# Check it out



## Gerry Grimwood (Apr 2, 2007)

I don't know what the prices are for equipment for younger dogs are in the States, but I thought I'd post this anyway.

http://www.dogsportgear.com/dogsport_gear_monthly_specials.htm


The pup sleeve is 21 in on the long side, I have a couple so I know, and last for at least 2 pups.

The wedge is nice as well, and the collar is a steal imo for an adult dog and very soft latigo, 5 bucks for a tug is pretty good wherever you live.
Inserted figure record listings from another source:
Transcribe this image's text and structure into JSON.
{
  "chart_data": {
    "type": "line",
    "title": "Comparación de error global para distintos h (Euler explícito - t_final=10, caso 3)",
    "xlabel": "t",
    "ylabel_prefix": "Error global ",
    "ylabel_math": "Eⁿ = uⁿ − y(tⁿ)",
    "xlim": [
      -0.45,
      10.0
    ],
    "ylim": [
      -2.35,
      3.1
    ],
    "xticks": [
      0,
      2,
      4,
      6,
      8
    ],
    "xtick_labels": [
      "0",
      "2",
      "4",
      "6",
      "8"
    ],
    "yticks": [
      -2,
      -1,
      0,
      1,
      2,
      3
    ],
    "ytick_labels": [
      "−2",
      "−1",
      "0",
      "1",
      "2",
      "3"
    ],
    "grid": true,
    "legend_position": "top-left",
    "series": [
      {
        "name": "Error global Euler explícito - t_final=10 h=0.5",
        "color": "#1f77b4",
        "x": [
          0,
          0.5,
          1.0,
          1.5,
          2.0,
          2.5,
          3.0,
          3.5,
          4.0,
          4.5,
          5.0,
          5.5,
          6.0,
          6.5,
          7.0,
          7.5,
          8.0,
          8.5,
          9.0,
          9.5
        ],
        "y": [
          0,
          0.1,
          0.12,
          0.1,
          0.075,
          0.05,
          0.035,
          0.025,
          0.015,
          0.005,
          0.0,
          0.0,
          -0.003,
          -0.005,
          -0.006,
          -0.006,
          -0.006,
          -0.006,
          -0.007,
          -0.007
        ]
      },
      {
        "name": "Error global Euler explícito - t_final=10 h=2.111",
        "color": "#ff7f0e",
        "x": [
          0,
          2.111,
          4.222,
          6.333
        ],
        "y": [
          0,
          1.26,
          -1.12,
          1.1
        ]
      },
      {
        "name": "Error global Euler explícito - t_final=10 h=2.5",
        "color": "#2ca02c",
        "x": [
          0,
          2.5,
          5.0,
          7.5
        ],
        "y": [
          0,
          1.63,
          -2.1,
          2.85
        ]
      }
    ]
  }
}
The other stuff I don't use so I can't say, their prices are in US dollars and they ship anywhere.


----------



## mike suttle (Feb 19, 2008)

Gerry Grimwood said:


> I don't know what the prices are for equipment for younger dogs are in the States, but I thought I'd post this anyway.
> 
> http://www.dogsportgear.com/dogsport_gear_monthly_specials.htm
> 
> ...


I have known ralph gilby (the owner of dogsport gear) for years. he is a great guy to deal with, has fair prices, and is also a very good SchH competitor. (he has represented Canada on the WOrld Team many times)
he is good to go!


----------



## Maren Bell Jones (Jun 7, 2006)

I'll second that! His website may not be the flashiest, but I've purchased stuff from him for years from his site and it's always shipped very promptly, in great shape, with very fair prices. Good communication too, which is always a big thing when you're buying expensive items.


----------